Offer a solution, not a problem
Package your need for flexible working as something that will work well for the role, and find ways to back-up your case. For instance, have you worked flexibly in previous roles, and can you explain how successful it was? Can you suggest that working from home for certain tasks will make you more productive? Will working remotely permit you to start earlier or perhaps stay connected later? Present your need for flexible working as a benefit to the employer.
And remember, you don’t need to give emotional or extensive details about your life as a carer; a brief explanation will suffice. Negotiating flexibility isn’t about the why - it’s about the how.
It’s all in the pitch
Reaching an arrangement you’re happy with will depend just as much on the way you negotiate, as what you’re actually negotiating. Be confident, calm, straightforward and definitely not emotional, even if you feel there’s a lot riding on this. Practise your pitch beforehand, because it’s all in the delivery - if you don’t sound like you believe this is a good idea which can work, the employer certainly won’t.
Be flexible about your flexibility
Remember negotiation is a two-way street.

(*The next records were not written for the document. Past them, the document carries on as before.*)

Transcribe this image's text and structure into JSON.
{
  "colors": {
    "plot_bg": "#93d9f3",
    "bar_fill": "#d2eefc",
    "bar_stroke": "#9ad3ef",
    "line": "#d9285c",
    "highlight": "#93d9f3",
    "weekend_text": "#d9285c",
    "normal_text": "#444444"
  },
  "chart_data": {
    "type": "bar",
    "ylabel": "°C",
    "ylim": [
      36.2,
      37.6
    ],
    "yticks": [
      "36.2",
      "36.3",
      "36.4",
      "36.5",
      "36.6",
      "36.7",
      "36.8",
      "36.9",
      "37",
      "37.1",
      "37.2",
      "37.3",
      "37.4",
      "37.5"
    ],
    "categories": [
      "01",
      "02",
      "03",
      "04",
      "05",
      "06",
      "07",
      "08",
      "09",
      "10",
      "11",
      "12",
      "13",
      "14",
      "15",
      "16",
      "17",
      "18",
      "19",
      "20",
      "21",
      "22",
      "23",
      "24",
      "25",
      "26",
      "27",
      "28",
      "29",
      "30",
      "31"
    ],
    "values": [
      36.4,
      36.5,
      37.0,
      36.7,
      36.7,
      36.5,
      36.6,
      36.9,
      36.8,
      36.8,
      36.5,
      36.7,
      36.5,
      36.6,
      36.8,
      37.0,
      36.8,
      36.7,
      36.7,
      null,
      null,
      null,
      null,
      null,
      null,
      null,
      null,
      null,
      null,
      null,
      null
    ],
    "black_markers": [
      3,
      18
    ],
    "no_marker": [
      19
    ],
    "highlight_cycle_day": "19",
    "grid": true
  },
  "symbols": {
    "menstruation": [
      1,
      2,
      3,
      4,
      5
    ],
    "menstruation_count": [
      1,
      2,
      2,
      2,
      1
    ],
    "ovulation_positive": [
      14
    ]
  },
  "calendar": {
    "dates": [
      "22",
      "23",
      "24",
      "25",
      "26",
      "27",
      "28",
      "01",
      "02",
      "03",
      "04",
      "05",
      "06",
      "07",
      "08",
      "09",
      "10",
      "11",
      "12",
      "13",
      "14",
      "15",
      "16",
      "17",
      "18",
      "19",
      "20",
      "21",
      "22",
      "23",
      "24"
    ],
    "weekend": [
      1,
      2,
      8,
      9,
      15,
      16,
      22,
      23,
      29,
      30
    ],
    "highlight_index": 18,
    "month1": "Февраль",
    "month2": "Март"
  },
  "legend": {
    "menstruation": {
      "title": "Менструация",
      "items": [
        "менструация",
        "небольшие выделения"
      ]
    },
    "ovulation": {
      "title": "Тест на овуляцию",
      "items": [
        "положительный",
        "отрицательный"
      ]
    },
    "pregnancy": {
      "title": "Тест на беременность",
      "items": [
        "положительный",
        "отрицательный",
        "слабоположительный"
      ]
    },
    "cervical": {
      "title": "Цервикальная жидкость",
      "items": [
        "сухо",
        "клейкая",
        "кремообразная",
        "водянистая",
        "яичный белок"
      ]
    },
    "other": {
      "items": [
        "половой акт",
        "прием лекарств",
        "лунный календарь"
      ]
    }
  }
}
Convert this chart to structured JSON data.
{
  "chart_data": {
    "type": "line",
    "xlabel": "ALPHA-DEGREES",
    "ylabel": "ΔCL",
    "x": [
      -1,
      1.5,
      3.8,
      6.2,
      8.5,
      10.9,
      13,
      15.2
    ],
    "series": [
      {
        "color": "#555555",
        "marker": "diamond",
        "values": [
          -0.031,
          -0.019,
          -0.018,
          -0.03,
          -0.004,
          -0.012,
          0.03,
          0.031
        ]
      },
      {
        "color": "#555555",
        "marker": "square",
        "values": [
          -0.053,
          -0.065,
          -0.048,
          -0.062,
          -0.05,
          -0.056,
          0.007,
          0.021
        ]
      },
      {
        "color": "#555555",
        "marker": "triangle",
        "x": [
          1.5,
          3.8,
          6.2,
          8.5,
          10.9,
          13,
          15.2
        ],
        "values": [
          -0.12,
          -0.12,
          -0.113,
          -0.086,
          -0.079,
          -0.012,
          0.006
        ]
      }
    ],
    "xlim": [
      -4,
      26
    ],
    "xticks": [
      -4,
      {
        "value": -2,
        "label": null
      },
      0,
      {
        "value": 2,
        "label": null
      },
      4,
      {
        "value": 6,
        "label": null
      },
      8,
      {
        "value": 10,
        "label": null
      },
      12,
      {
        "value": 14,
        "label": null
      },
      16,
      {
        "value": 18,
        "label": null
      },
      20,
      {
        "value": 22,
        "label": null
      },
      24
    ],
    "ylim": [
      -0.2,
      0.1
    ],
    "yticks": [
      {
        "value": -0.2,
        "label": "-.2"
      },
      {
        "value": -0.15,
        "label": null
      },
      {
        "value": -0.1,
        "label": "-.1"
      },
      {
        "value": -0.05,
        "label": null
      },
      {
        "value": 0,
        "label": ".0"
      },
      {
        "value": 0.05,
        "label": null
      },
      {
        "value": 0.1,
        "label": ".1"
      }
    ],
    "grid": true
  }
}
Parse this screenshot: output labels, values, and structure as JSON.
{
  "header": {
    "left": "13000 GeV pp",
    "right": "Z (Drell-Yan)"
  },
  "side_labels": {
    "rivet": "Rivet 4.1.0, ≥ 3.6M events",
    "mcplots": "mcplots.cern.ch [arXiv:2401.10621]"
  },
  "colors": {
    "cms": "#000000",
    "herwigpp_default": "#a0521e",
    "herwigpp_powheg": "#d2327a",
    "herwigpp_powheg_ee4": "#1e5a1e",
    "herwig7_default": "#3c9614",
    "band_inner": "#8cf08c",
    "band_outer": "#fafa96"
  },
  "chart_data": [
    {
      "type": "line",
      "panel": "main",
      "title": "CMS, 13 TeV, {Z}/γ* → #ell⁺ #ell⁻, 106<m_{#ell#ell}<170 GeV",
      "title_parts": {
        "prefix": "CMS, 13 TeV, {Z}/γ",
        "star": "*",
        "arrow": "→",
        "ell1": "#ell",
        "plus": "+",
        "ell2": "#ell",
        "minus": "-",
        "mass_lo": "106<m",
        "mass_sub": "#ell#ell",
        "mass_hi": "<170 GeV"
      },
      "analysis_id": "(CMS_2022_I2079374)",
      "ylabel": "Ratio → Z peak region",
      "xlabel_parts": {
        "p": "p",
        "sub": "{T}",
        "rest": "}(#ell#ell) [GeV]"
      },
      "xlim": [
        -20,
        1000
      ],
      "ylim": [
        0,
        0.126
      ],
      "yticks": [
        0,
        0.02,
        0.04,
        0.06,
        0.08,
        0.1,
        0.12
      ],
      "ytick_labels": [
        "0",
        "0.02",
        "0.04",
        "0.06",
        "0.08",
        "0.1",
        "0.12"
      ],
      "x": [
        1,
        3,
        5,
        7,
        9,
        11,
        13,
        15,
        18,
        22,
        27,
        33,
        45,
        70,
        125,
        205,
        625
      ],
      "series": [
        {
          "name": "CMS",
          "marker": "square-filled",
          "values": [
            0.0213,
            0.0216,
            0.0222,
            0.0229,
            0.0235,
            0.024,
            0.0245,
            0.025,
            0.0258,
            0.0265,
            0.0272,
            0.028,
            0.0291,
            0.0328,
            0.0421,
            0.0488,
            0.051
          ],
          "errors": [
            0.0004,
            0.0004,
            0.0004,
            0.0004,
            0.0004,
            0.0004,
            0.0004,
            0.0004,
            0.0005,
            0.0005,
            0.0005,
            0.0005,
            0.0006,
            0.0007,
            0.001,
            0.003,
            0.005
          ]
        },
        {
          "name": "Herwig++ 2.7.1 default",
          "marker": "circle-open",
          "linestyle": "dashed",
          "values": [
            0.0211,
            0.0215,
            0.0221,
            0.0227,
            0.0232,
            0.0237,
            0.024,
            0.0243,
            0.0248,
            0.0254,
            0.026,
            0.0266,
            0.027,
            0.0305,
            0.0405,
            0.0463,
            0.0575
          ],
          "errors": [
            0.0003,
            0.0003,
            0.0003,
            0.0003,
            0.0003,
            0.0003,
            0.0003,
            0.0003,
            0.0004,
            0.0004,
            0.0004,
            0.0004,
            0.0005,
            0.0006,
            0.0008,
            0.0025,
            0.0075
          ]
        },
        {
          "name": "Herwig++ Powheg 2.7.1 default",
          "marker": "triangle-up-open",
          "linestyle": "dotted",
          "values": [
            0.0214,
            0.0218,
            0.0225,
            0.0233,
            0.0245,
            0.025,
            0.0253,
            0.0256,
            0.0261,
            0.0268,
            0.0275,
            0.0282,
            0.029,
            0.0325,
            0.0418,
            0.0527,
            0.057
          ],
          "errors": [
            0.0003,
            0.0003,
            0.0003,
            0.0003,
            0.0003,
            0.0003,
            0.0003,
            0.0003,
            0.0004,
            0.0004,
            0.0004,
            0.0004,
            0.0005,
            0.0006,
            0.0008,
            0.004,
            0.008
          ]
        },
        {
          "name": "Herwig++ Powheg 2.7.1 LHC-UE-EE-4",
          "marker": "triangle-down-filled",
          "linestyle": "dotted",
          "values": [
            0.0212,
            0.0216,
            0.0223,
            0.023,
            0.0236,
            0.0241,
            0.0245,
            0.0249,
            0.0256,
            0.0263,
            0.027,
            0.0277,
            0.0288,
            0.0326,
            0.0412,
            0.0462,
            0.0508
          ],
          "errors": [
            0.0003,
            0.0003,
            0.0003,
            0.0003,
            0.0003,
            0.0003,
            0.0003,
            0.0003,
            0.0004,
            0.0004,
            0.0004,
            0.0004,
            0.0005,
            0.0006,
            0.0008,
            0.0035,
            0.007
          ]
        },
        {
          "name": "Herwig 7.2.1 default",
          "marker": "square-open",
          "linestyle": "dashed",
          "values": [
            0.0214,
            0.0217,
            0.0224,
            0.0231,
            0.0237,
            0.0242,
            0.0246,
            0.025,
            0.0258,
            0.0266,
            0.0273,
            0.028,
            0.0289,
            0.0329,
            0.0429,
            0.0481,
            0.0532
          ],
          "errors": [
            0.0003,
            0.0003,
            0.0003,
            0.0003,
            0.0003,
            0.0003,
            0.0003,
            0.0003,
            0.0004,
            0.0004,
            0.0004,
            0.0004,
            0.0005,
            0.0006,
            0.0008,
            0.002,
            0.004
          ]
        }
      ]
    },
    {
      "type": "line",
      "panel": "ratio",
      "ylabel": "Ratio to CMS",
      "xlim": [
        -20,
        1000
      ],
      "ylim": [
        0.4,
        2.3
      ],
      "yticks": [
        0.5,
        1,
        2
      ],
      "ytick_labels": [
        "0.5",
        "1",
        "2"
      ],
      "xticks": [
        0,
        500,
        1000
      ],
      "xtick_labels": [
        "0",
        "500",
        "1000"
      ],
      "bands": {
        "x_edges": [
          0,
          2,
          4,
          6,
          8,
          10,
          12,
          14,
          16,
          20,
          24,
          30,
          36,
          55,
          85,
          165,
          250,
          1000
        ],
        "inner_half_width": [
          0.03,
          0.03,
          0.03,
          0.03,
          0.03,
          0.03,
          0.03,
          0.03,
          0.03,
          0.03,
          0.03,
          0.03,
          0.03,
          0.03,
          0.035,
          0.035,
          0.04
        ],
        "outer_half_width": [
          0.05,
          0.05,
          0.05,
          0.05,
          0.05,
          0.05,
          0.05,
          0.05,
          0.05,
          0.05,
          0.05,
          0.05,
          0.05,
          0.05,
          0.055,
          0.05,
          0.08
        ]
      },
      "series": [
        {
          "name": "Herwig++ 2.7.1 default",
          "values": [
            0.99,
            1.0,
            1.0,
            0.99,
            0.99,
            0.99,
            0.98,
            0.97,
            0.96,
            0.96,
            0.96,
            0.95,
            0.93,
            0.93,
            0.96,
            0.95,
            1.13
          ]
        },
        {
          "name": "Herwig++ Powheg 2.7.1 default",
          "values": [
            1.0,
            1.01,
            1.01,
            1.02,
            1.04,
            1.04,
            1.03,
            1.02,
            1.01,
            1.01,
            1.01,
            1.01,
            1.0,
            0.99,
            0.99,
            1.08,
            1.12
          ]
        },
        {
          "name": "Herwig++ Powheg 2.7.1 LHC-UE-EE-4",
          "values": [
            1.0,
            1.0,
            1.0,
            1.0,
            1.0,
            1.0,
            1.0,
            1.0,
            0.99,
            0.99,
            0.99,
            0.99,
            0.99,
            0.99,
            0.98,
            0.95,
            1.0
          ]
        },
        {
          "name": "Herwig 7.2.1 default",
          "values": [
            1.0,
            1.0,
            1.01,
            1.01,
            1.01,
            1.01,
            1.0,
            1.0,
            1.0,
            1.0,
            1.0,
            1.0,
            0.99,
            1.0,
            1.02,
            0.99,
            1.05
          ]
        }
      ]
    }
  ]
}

Your ability to meet your caring responsibilities is your number one priority, but it won’t be the employer’s. So can you meet them halfway? For example, could you adjust the hours you want from time to time, when the business needs it? Could you take a three month trial period full-time, with the intention of moving down to a four day week once you’re settled in the role? Have a conversation and reach a compromise - it will show willing to your employer, which is an attitude they will thank you for.